Tu pourais nous faire une capture d' écran stp pour qu'on se fasse une petite idée.
Merci


----------



## zepatente (14 Avril 2008)

mocmoc a dit:


> Tu pourais nous faire une capture d' écran stp pour qu'on se fasse une petite idée.
> Merci



Une copie d'écran


----------



## mocmoc (14 Avril 2008)

zepatente a dit:


> Une copie d'écran



Je me suis mal exprimé ?


----------



## Moonwalker (14 Avril 2008)

Mouai, une capture d'écran, voire un copie d'écran (ne reculons devant rien) d'un G5 Intel Core 2 Duo ça serait très intéressant.  

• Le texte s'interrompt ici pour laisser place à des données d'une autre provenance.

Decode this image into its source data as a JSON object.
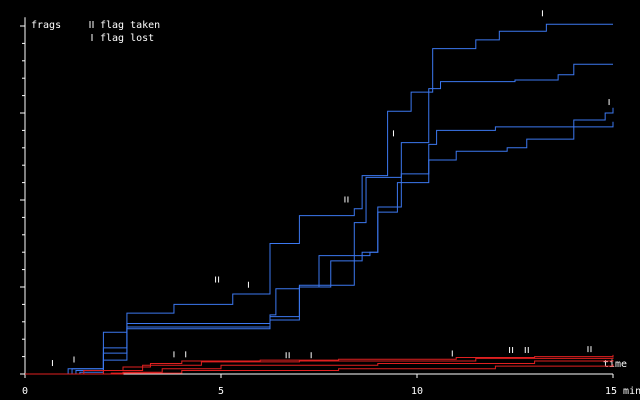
{
  "chart_data": {
    "type": "step",
    "y_label": "frags",
    "x_label": "time",
    "xlim": [
      0,
      15
    ],
    "xticks": [
      0,
      5,
      10,
      {
        "value": 15,
        "label": "15 min"
      }
    ],
    "ylim": [
      0,
      20.5
    ],
    "yticks": [
      0,
      1,
      2,
      3,
      4,
      5,
      6,
      7,
      8,
      9,
      10,
      11,
      12,
      13,
      14,
      15,
      16,
      17,
      18,
      19,
      20
    ],
    "series": [
      {
        "color": "#3c78f0",
        "x": [
          0,
          1.1,
          2.0,
          2.6,
          3.8,
          5.3,
          6.25,
          7.0,
          8.4,
          8.6,
          9.25,
          9.85,
          10.4,
          11.5,
          12.1,
          13.3,
          15
        ],
        "values": [
          0,
          0.3,
          2.4,
          3.5,
          4.0,
          4.6,
          7.5,
          9.1,
          9.5,
          11.4,
          15.1,
          16.2,
          18.7,
          19.2,
          19.7,
          20.1,
          20.1
        ]
      },
      {
        "color": "#3c78f0",
        "x": [
          0,
          1.2,
          2.0,
          2.6,
          6.25,
          6.4,
          7.0,
          8.4,
          8.7,
          9.6,
          10.3,
          10.6,
          12.5,
          13.6,
          14.0,
          15
        ],
        "values": [
          0,
          0.3,
          1.5,
          2.9,
          3.4,
          4.9,
          5.1,
          8.7,
          11.3,
          13.3,
          16.4,
          16.8,
          16.9,
          17.2,
          17.8,
          17.8
        ]
      },
      {
        "color": "#3c78f0",
        "x": [
          0,
          1.3,
          2.0,
          2.6,
          6.25,
          7.0,
          7.8,
          8.6,
          9.0,
          9.6,
          10.3,
          10.5,
          12.0,
          14.0,
          14.8,
          15
        ],
        "values": [
          0,
          0.2,
          1.2,
          2.7,
          3.3,
          5.0,
          6.5,
          7.0,
          9.6,
          11.5,
          13.2,
          14.0,
          14.2,
          14.6,
          15.0,
          15.3
        ]
      },
      {
        "color": "#3c78f0",
        "x": [
          0,
          1.4,
          2.0,
          2.6,
          6.25,
          7.0,
          7.5,
          8.8,
          9.0,
          9.5,
          10.3,
          11.0,
          12.3,
          12.8,
          14.0,
          15
        ],
        "values": [
          0,
          0.1,
          0.8,
          2.6,
          3.1,
          5.0,
          6.8,
          7.0,
          9.3,
          11.0,
          12.3,
          12.8,
          13.0,
          13.5,
          14.2,
          14.5
        ]
      },
      {
        "color": "#e02020",
        "x": [
          0,
          1.5,
          2.5,
          3.2,
          4.0,
          6.0,
          8.0,
          11.0,
          13.0,
          15
        ],
        "values": [
          0,
          0.2,
          0.4,
          0.6,
          0.75,
          0.8,
          0.85,
          0.95,
          1.0,
          1.1
        ]
      },
      {
        "color": "#e02020",
        "x": [
          0,
          2.0,
          3.0,
          4.5,
          7.0,
          11.5,
          15
        ],
        "values": [
          0,
          0.2,
          0.5,
          0.7,
          0.75,
          0.9,
          0.95
        ]
      },
      {
        "color": "#e02020",
        "x": [
          0,
          2.5,
          3.5,
          5.0,
          9.0,
          13.0,
          15
        ],
        "values": [
          0,
          0.1,
          0.3,
          0.5,
          0.6,
          0.75,
          0.8
        ]
      },
      {
        "color": "#e02020",
        "x": [
          0,
          2.2,
          4.0,
          8.0,
          12.0,
          15
        ],
        "values": [
          0,
          0.05,
          0.2,
          0.3,
          0.45,
          0.55
        ]
      }
    ],
    "flag_taken": {
      "name": "flag taken",
      "x": [
        4.9,
        6.7,
        8.2,
        12.4,
        12.8,
        14.4
      ],
      "values": [
        5.2,
        0.85,
        9.8,
        1.15,
        1.15,
        1.2
      ]
    },
    "flag_lost": {
      "name": "flag lost",
      "x": [
        0.7,
        1.25,
        3.8,
        4.1,
        5.7,
        7.3,
        9.4,
        10.9,
        13.2,
        14.9
      ],
      "values": [
        0.4,
        0.6,
        0.9,
        0.9,
        4.9,
        0.85,
        13.6,
        0.95,
        20.5,
        15.4
      ]
    }
  }
}
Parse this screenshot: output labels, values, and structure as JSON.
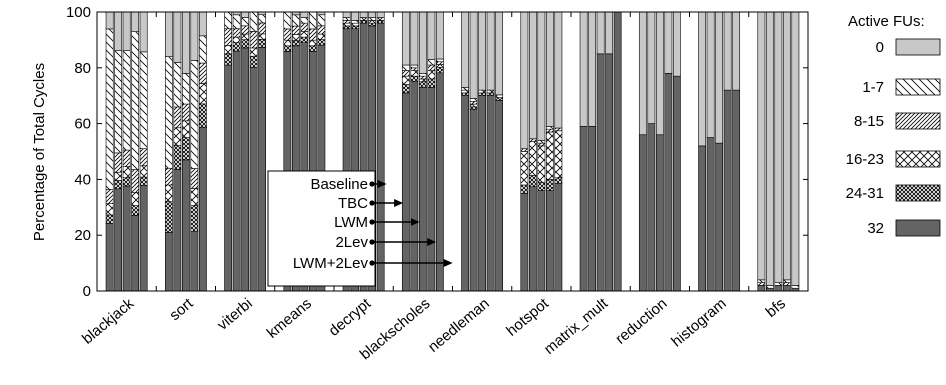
{
  "chart_data": {
    "type": "bar",
    "stacked": true,
    "ylabel": "Percentage of Total Cycles",
    "ylim": [
      0,
      100
    ],
    "yticks": [
      "0",
      "20",
      "40",
      "60",
      "80",
      "100"
    ],
    "categories": [
      "blackjack",
      "sort",
      "viterbi",
      "kmeans",
      "decrypt",
      "blackscholes",
      "needleman",
      "hotspot",
      "matrix_mult",
      "reduction",
      "histogram",
      "bfs"
    ],
    "schemes": [
      "Baseline",
      "TBC",
      "LWM",
      "2Lev",
      "LWM+2Lev"
    ],
    "legend_title": "Active FUs:",
    "legend_position": "right",
    "series": [
      {
        "name": "0",
        "color": "#c8c8c8",
        "pattern": "solid-light",
        "values": [
          [
            6,
            14,
            14,
            6,
            14
          ],
          [
            16,
            17,
            22,
            17,
            7
          ],
          [
            0,
            1,
            2,
            0,
            1
          ],
          [
            0,
            1,
            2,
            0,
            1
          ],
          [
            2,
            3,
            2,
            2,
            2
          ],
          [
            19,
            19,
            22,
            17,
            17
          ],
          [
            27,
            31,
            28,
            28,
            30
          ],
          [
            49,
            45,
            46,
            41,
            42
          ],
          [
            41,
            41,
            15,
            15,
            0
          ],
          [
            44,
            40,
            44,
            22,
            23
          ],
          [
            48,
            45,
            47,
            28,
            28
          ],
          [
            96,
            98,
            97,
            96,
            98
          ]
        ]
      },
      {
        "name": "1-7",
        "color": "#ffffff",
        "pattern": "diagonal-back",
        "values": [
          [
            57,
            37,
            36,
            42,
            34
          ],
          [
            40,
            15,
            11,
            38,
            8
          ],
          [
            6,
            5,
            3,
            7,
            3
          ],
          [
            6,
            4,
            2,
            6,
            4
          ],
          [
            1,
            1,
            0,
            1,
            0
          ],
          [
            2,
            1,
            1,
            2,
            1
          ],
          [
            1,
            1,
            0,
            0,
            0
          ],
          [
            0,
            0,
            1,
            1,
            0
          ],
          [
            0,
            0,
            0,
            0,
            0
          ],
          [
            0,
            0,
            0,
            0,
            0
          ],
          [
            0,
            0,
            0,
            0,
            0
          ],
          [
            1,
            1,
            1,
            1,
            1
          ]
        ]
      },
      {
        "name": "8-15",
        "color": "#ffffff",
        "pattern": "diagonal-dense",
        "values": [
          [
            5,
            7,
            6,
            7,
            6
          ],
          [
            6,
            7,
            6,
            7,
            6
          ],
          [
            6,
            3,
            3,
            6,
            4
          ],
          [
            4,
            3,
            3,
            4,
            3
          ],
          [
            1,
            0,
            0,
            0,
            0
          ],
          [
            2,
            1,
            1,
            2,
            1
          ],
          [
            0,
            1,
            0,
            0,
            0
          ],
          [
            1,
            1,
            1,
            1,
            1
          ],
          [
            0,
            0,
            0,
            0,
            0
          ],
          [
            0,
            0,
            0,
            0,
            0
          ],
          [
            0,
            0,
            0,
            0,
            0
          ],
          [
            1,
            0,
            0,
            1,
            0
          ]
        ]
      },
      {
        "name": "16-23",
        "color": "#ffffff",
        "pattern": "crosshatch",
        "values": [
          [
            4,
            3,
            4,
            4,
            4
          ],
          [
            6,
            6,
            6,
            6,
            6
          ],
          [
            3,
            2,
            2,
            3,
            2
          ],
          [
            2,
            2,
            2,
            2,
            2
          ],
          [
            1,
            1,
            1,
            1,
            1
          ],
          [
            3,
            2,
            1,
            3,
            1
          ],
          [
            1,
            1,
            1,
            1,
            1
          ],
          [
            12,
            12,
            13,
            17,
            17
          ],
          [
            0,
            0,
            0,
            0,
            0
          ],
          [
            0,
            0,
            0,
            0,
            0
          ],
          [
            0,
            0,
            0,
            0,
            0
          ],
          [
            0,
            0,
            0,
            0,
            0
          ]
        ]
      },
      {
        "name": "24-31",
        "color": "#ffffff",
        "pattern": "crosshatch-dense",
        "values": [
          [
            3,
            3,
            3,
            3,
            3
          ],
          [
            11,
            8,
            8,
            9,
            7
          ],
          [
            4,
            3,
            3,
            4,
            3
          ],
          [
            2,
            2,
            2,
            2,
            2
          ],
          [
            1,
            1,
            1,
            1,
            1
          ],
          [
            3,
            2,
            2,
            3,
            2
          ],
          [
            1,
            1,
            1,
            1,
            1
          ],
          [
            3,
            4,
            3,
            4,
            2
          ],
          [
            0,
            0,
            0,
            0,
            0
          ],
          [
            0,
            0,
            0,
            0,
            0
          ],
          [
            0,
            0,
            0,
            0,
            0
          ],
          [
            0,
            0,
            0,
            0,
            0
          ]
        ]
      },
      {
        "name": "32",
        "color": "#646464",
        "pattern": "solid-dark",
        "values": [
          [
            24,
            37,
            38,
            23,
            37
          ],
          [
            21,
            41,
            47,
            21,
            48
          ],
          [
            81,
            86,
            88,
            81,
            89
          ],
          [
            85,
            87,
            89,
            85,
            89
          ],
          [
            94,
            94,
            96,
            95,
            96
          ],
          [
            71,
            75,
            73,
            73,
            79
          ],
          [
            70,
            65,
            70,
            70,
            69
          ],
          [
            35,
            37,
            36,
            36,
            39
          ],
          [
            59,
            59,
            85,
            85,
            100
          ],
          [
            56,
            60,
            56,
            78,
            77
          ],
          [
            52,
            55,
            53,
            72,
            72
          ],
          [
            2,
            1,
            2,
            2,
            1
          ]
        ]
      }
    ]
  }
}
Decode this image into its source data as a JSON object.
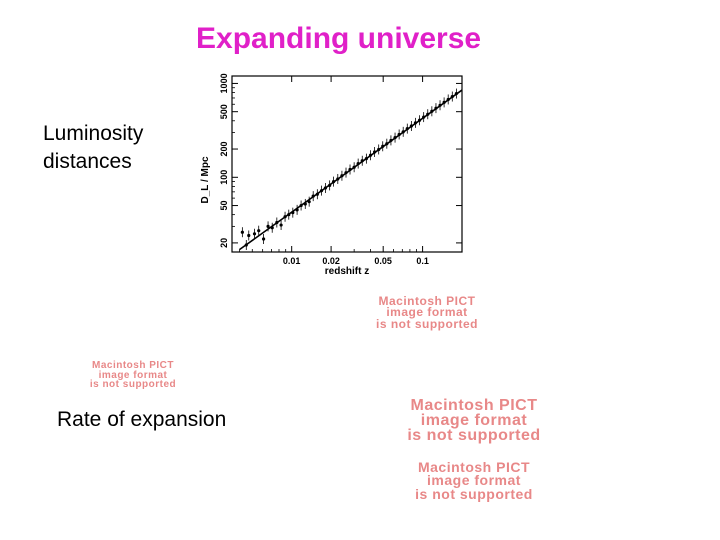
{
  "slide": {
    "title": "Expanding universe",
    "label_luminosity_line1": "Luminosity",
    "label_luminosity_line2": "distances",
    "label_rate": "Rate of expansion",
    "title_color": "#e020c8"
  },
  "placeholders": [
    {
      "line1": "Macintosh PICT",
      "line2": "image format",
      "line3": "is not supported"
    },
    {
      "line1": "Macintosh PICT",
      "line2": "image format",
      "line3": "is not supported"
    },
    {
      "line1": "Macintosh PICT",
      "line2": "image format",
      "line3": "is not supported"
    },
    {
      "line1": "Macintosh PICT",
      "line2": "image format",
      "line3": "is not supported"
    }
  ],
  "chart_data": {
    "type": "scatter",
    "xlabel": "redshift z",
    "ylabel": "D_L / Mpc",
    "xscale": "log",
    "yscale": "log",
    "xlim": [
      0.0035,
      0.2
    ],
    "ylim": [
      16,
      1200
    ],
    "xticks": [
      0.01,
      0.02,
      0.05,
      0.1
    ],
    "xticklabels": [
      "0.01",
      "0.02",
      "0.05",
      "0.1"
    ],
    "yticks": [
      20,
      50,
      100,
      200,
      500,
      1000
    ],
    "yticklabels": [
      "20",
      "50",
      "100",
      "200",
      "500",
      "1000"
    ],
    "fit_line": {
      "x": [
        0.004,
        0.2
      ],
      "y": [
        17,
        850
      ]
    },
    "points": [
      {
        "x": 0.0042,
        "y": 26
      },
      {
        "x": 0.0045,
        "y": 19
      },
      {
        "x": 0.0047,
        "y": 24
      },
      {
        "x": 0.0052,
        "y": 25
      },
      {
        "x": 0.0056,
        "y": 27
      },
      {
        "x": 0.0061,
        "y": 22
      },
      {
        "x": 0.0066,
        "y": 30
      },
      {
        "x": 0.0071,
        "y": 29
      },
      {
        "x": 0.0077,
        "y": 33
      },
      {
        "x": 0.0083,
        "y": 31
      },
      {
        "x": 0.0089,
        "y": 38
      },
      {
        "x": 0.0095,
        "y": 40
      },
      {
        "x": 0.0102,
        "y": 42
      },
      {
        "x": 0.011,
        "y": 45
      },
      {
        "x": 0.0118,
        "y": 50
      },
      {
        "x": 0.0127,
        "y": 52
      },
      {
        "x": 0.0136,
        "y": 55
      },
      {
        "x": 0.0146,
        "y": 63
      },
      {
        "x": 0.0157,
        "y": 66
      },
      {
        "x": 0.0169,
        "y": 72
      },
      {
        "x": 0.0181,
        "y": 77
      },
      {
        "x": 0.0195,
        "y": 82
      },
      {
        "x": 0.0209,
        "y": 90
      },
      {
        "x": 0.0225,
        "y": 96
      },
      {
        "x": 0.0242,
        "y": 104
      },
      {
        "x": 0.026,
        "y": 112
      },
      {
        "x": 0.0279,
        "y": 121
      },
      {
        "x": 0.03,
        "y": 128
      },
      {
        "x": 0.0322,
        "y": 140
      },
      {
        "x": 0.0346,
        "y": 150
      },
      {
        "x": 0.0372,
        "y": 158
      },
      {
        "x": 0.04,
        "y": 172
      },
      {
        "x": 0.043,
        "y": 186
      },
      {
        "x": 0.0462,
        "y": 198
      },
      {
        "x": 0.0496,
        "y": 214
      },
      {
        "x": 0.0533,
        "y": 228
      },
      {
        "x": 0.0573,
        "y": 247
      },
      {
        "x": 0.0616,
        "y": 265
      },
      {
        "x": 0.0662,
        "y": 286
      },
      {
        "x": 0.0711,
        "y": 305
      },
      {
        "x": 0.0764,
        "y": 330
      },
      {
        "x": 0.0821,
        "y": 352
      },
      {
        "x": 0.0882,
        "y": 380
      },
      {
        "x": 0.0948,
        "y": 405
      },
      {
        "x": 0.1019,
        "y": 438
      },
      {
        "x": 0.1095,
        "y": 470
      },
      {
        "x": 0.1177,
        "y": 505
      },
      {
        "x": 0.1265,
        "y": 545
      },
      {
        "x": 0.1359,
        "y": 585
      },
      {
        "x": 0.146,
        "y": 628
      },
      {
        "x": 0.1569,
        "y": 675
      },
      {
        "x": 0.1686,
        "y": 725
      },
      {
        "x": 0.1812,
        "y": 780
      }
    ]
  }
}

@fab-le-demuni : enlève G5 (nom des processeurs d'avant Intel) ça fera plus sérieux dans tes courriers de protestation à Apple.  

Bonne chance.


----------



## Max Marseille (19 Décembre 2008)

Bonjour,

est-ce que vos actions ont abouties ?
J'ai le problème de la "ligne jaune" mais le iMac est un G5 de 2005 donc plus de garantie et évidemment ... pas d'apple care.
N° de série commencant par W8543 : quelqu'un saurait-il si je suis concerné par un programme d'extension quelconque , information que je n'arrive à trouver nulle part.
merci de vos réponses,


----------